At the revenue summit, Ryan said that retaining the 37c tax rate which applies to income above $120,000 would provide $8bn of additional revenue. This could fund a $3bn capital grant program to build 10,000 social houses a year and $5bn to double commonwealth rental assistance, she said.
“This will support the most vulnerable people in our community though the toughest cost-of-living crisis in decades,” Ryan said.
Le, the member for Fowler, said the government “really can’t go ahead with” and “shouldn’t go ahead with” the stage-three tax cuts.
Le cited the average income of $1,200 a week of her constituents in south-west Sydney, an income level of $62,400 a year that would see most worse off under stage three after the removal of the low and middle income tax offset.
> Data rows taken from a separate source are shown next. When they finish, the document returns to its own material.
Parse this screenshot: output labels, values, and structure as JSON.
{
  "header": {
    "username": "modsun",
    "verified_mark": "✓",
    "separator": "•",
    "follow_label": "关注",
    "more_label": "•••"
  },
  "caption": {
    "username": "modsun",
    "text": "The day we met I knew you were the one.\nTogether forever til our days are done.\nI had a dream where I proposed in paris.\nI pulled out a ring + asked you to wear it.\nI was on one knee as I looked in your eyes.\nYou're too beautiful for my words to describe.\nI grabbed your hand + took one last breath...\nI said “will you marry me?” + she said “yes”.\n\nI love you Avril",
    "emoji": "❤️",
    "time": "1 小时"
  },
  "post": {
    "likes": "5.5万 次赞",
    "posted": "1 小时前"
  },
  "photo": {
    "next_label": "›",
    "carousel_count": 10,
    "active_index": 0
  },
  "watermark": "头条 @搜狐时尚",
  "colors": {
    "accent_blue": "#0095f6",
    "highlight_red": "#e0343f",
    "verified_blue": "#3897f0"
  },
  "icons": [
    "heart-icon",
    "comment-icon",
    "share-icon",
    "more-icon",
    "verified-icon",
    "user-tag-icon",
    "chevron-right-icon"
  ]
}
“Labor is supposed to be for the working Australians,” she said. “So I call on the Labor government to really consider their roots and how they can provide some relief now for working Australians.”
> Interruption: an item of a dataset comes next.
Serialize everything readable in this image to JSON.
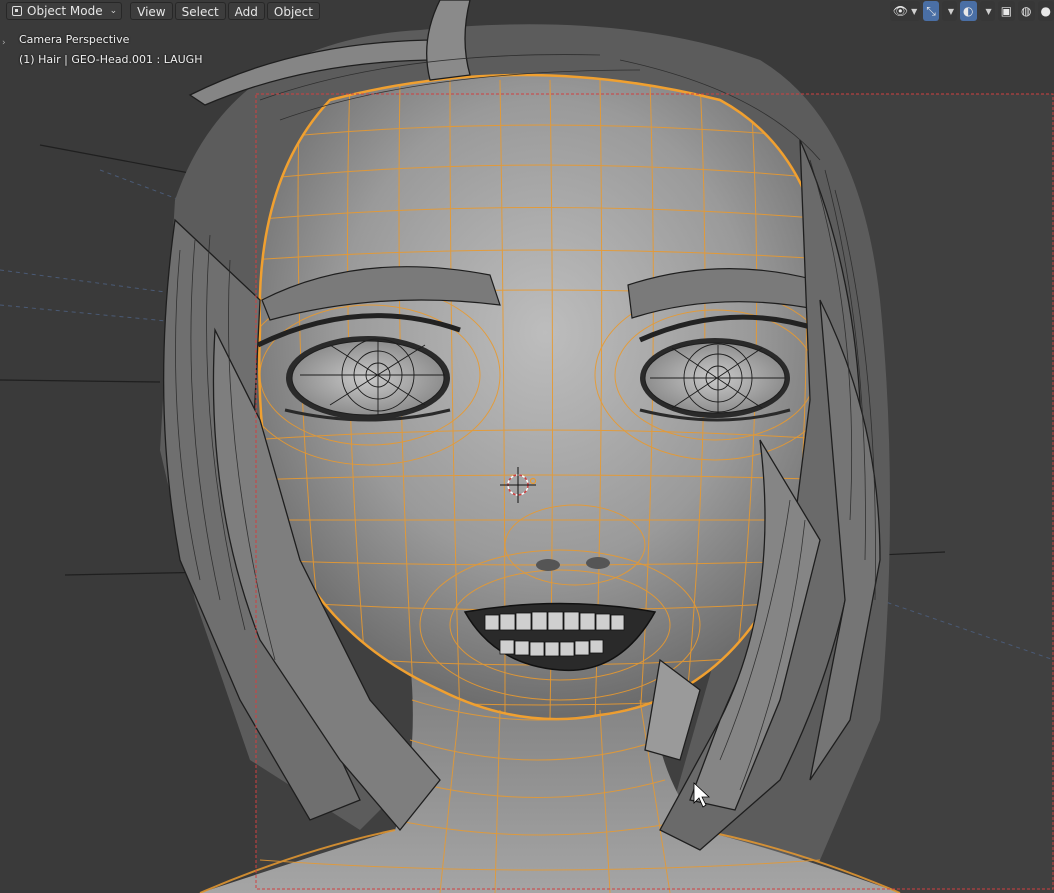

Pocock reiterated his calls to raise more revenue from the petroleum resource rent tax. In August, Pocock ruled out supporting Labor’s “weak” changes which would collect $2.4bn more over the next four years but has been criticised for bringing forward rather than increasing revenues.
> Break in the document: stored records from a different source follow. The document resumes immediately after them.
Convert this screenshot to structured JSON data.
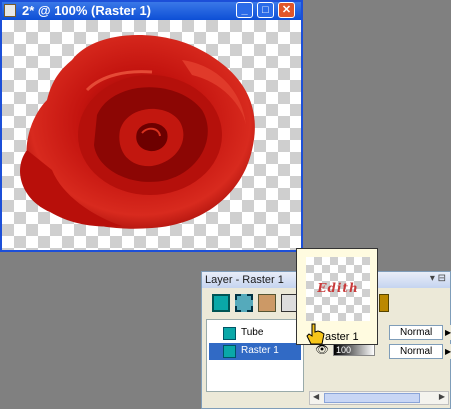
{
  "doc_window": {
    "title": "2* @ 100% (Raster 1)",
    "buttons": {
      "minimize": "_",
      "maximize": "□",
      "close": "✕"
    }
  },
  "layer_palette": {
    "title": "Layer - Raster 1",
    "layers": [
      {
        "name": "Tube",
        "blend": "Normal",
        "opacity": ""
      },
      {
        "name": "Raster 1",
        "blend": "Normal",
        "opacity": "100",
        "selected": true
      }
    ]
  },
  "thumbnail_popup": {
    "text": "Edith",
    "label": "aster 1"
  },
  "colors": {
    "title_bar": "#0d4fd6",
    "selection": "#316ac5",
    "rose": "#c0100e"
  }
}
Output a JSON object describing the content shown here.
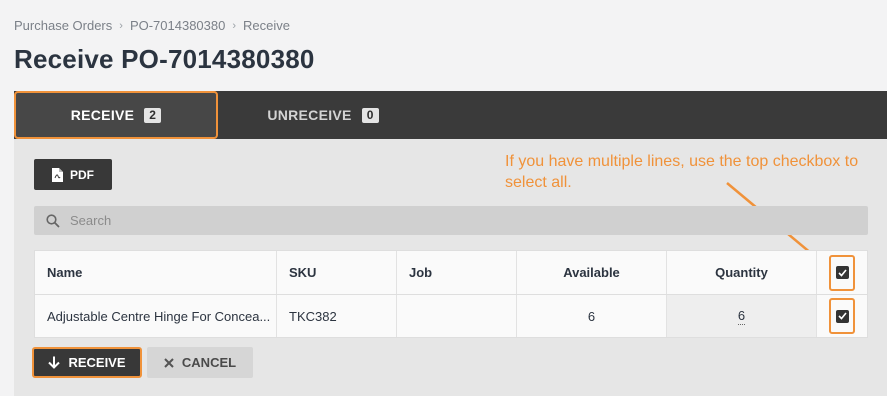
{
  "breadcrumb": {
    "item1": "Purchase Orders",
    "item2": "PO-7014380380",
    "item3": "Receive"
  },
  "page_title": "Receive PO-7014380380",
  "tabs": [
    {
      "label": "RECEIVE",
      "count": "2",
      "active": true
    },
    {
      "label": "UNRECEIVE",
      "count": "0",
      "active": false
    }
  ],
  "toolbar": {
    "pdf_label": "PDF"
  },
  "annotation": "If you have multiple lines, use the top checkbox to select all.",
  "search": {
    "placeholder": "Search",
    "value": ""
  },
  "table": {
    "headers": {
      "name": "Name",
      "sku": "SKU",
      "job": "Job",
      "available": "Available",
      "quantity": "Quantity"
    },
    "rows": [
      {
        "name": "Adjustable Centre Hinge For Concea...",
        "sku": "TKC382",
        "job": "",
        "available": "6",
        "quantity": "6",
        "checked": true
      }
    ],
    "select_all_checked": true
  },
  "actions": {
    "receive_label": "RECEIVE",
    "cancel_label": "CANCEL"
  },
  "colors": {
    "accent": "#f0923a",
    "tabbar": "#3a3a3a",
    "button_dark": "#383838"
  },
  "icons": [
    "chevron-right-icon",
    "pdf-file-icon",
    "search-icon",
    "checkmark-icon",
    "arrow-down-icon",
    "close-icon"
  ]
}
On Friday Pocock said “we have to start getting a return for our resources”.
“We’ve largely missed out on the fossil fuel export boom – it’s not too late to put some good measures in place to get a return from that.”
Pocock also backed calls from teal independent MPs to introduce national road-user charging after the high court struck down Victoria’s electric vehicle tax.
Pocock said Australia needed a “uniform road-user charge” that considered the weight of vehicles because “that is what damages roads” while also incentivising drivers to choose smaller more efficient vehicles.
Pocock called for “a really low level road-user charge, and use all of that revenue … to put it into charging stations and infrastructure which we desperately need”.
“I think most EV drivers will probably be OK with that, if they were paying a couple of cents a kilometre … but it meant there were more chargers.”
Pocock called on Labor to reconsider negative gearing and capital gains tax discounts, two policies it abandoned after its 2019 election defeat.
After the Liberal senator Maria Kovacic suggested in September that the government could consider capping the number of houses investors could negatively gear, Pocock said there “would be a lot more people in the Coalition concerned about housing”.
“But there’s people like Senator Kovacic that are courageous enough to say it out loud.”
The intervention from the crossbench comes as the Organisation for Economic Co-operation and Development called on Australia to consider broadening the goods and services tax and potentially lifting the rate, to help rebalance the tax system so retirees take on more of a share alongside workers.
Australia gets 26.5% of its total tax take from GST, compared to the 32% OECD average, although upping the rate comes with its challenges as all states and territories need to unanimously agree to change it.
In its economic survey report for Australia, the OECD also urged the federal government to revisit tax concessions on superannuation.
The treasurer, Jim Chalmers, said the OECD report lined up well with Labor’s economic plan.
“The Albanese government’s economic plan aligns with the OECD’s agenda, including getting our budget into better nick, investing in our people and their skills, improving women’s economic participation, broadening and deepening our industrial base, and embracing the opportunities of the net zero transformation,” he said.